The Basics of Sound, Audio, and Digital Audio

tutorialquantization

The Basics of Sound, Audio, and Digital Audio

Written by Daniel Dehaan, 2023-09-12

  • Table of Contents

What is Sound?

We experience sound as a physical force in the real world (the space our bodies occupy).

When an object moves, it pushes on the surrounding air molecules. Which, in turn, push against their surrounding air molecules. Which push against their surrounding air molecules. And so forth. This outward moving force creates a wave of higher air pressure that emanates throughout the surrounding space. Once that initial wave of higher air pressure passes, like a pendulum, the air molecules stretch back toward their starting position, resulting in a wave of low air pressure. If the sounding object continues to vibrate, the air will be filled with alternating waves of high and low air pressure.

sound waves animated

📝 Note

Frequency & Amplitude

We can describe a sound by how quickly the air pressure changes from high to low (Frequency) and how significant the changes in air pressure are (Amplitude).

Frequency (Pitch): The frequency of a sound is determined by how many times it cycles between high and low air pressure within one second. It is typically measured in Hertz (Hz), with one Hz being equivalent to one cycle per second. The frequency of a sound wave is what we perceive as its pitch.
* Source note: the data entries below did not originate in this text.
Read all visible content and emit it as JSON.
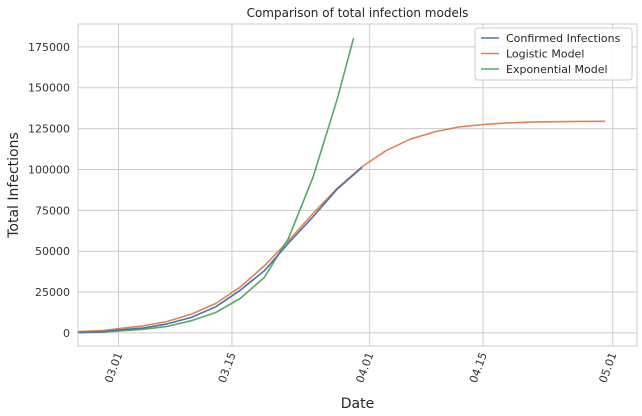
{
  "chart_data": {
    "type": "line",
    "title": "Comparison of total infection models",
    "xlabel": "Date",
    "ylabel": "Total Infections",
    "x_ticks": [
      "03.01",
      "03.15",
      "04.01",
      "04.15",
      "05.01"
    ],
    "y_ticks": [
      "0",
      "25000",
      "50000",
      "75000",
      "100000",
      "125000",
      "150000",
      "175000"
    ],
    "xlim_day_of_year": [
      55,
      124
    ],
    "ylim": [
      -8000,
      189000
    ],
    "grid": true,
    "legend_position": "top-right",
    "series": [
      {
        "name": "Confirmed Infections",
        "color": "#4c72b0",
        "x": [
          "02.24",
          "02.27",
          "03.01",
          "03.04",
          "03.07",
          "03.10",
          "03.13",
          "03.16",
          "03.19",
          "03.22",
          "03.25",
          "03.28",
          "03.31"
        ],
        "y": [
          200,
          700,
          1800,
          3000,
          5500,
          9500,
          16000,
          26000,
          38000,
          55000,
          71000,
          88000,
          101000
        ]
      },
      {
        "name": "Logistic Model",
        "color": "#dd8452",
        "x": [
          "02.24",
          "02.27",
          "03.01",
          "03.04",
          "03.07",
          "03.10",
          "03.13",
          "03.16",
          "03.19",
          "03.22",
          "03.25",
          "03.28",
          "03.31",
          "04.03",
          "04.06",
          "04.09",
          "04.12",
          "04.15",
          "04.18",
          "04.21",
          "04.24",
          "04.27",
          "04.30"
        ],
        "y": [
          900,
          1500,
          2600,
          4300,
          7000,
          11500,
          18000,
          28000,
          41000,
          56500,
          73000,
          88500,
          101500,
          111500,
          118500,
          123000,
          126000,
          127500,
          128500,
          129000,
          129200,
          129400,
          129500
        ]
      },
      {
        "name": "Exponential Model",
        "color": "#55a868",
        "x": [
          "02.24",
          "02.27",
          "03.01",
          "03.04",
          "03.07",
          "03.10",
          "03.13",
          "03.16",
          "03.19",
          "03.22",
          "03.25",
          "03.28",
          "03.30"
        ],
        "y": [
          200,
          500,
          1200,
          2200,
          4000,
          7500,
          12500,
          21000,
          34000,
          58000,
          95000,
          143000,
          180000
        ]
      }
    ]
  }
}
In other words, a sound wave with a high frequency will be heard as a high-pitched sound, while a sound wave with a low frequency will be heard as a low-pitched sound.

sound frequency 925x1024

Amplitude (Volume): Amplitude is a measurement of the difference between the positive/maximum (high) air pressure and the negative/minimum (low) air pressure. The greater the difference, the higher the amplitude. The higher the amplitude, the louder a sound is perceived to be.

amp strength

Measuring Amplitude (Decibels)

Decibels are a Unit of Comparision.

Decibels (dB) is the unit we use to compare the loudness of a sound against another. So, unlike other units of measurement that you might already be familiar with (e.g. inches, cups, miles-per-hour), a specific dB does not indicate a specific air pressure. Instead, the dB scale is relative, which means it measures how much louder or quieter one sound is compared to another. For this reason, 0 dB doesn’t mean there’s no sound; it’s just a reference point, like saying something is this much taller than another doesn’t tell you how tall either thing is, just the difference between them.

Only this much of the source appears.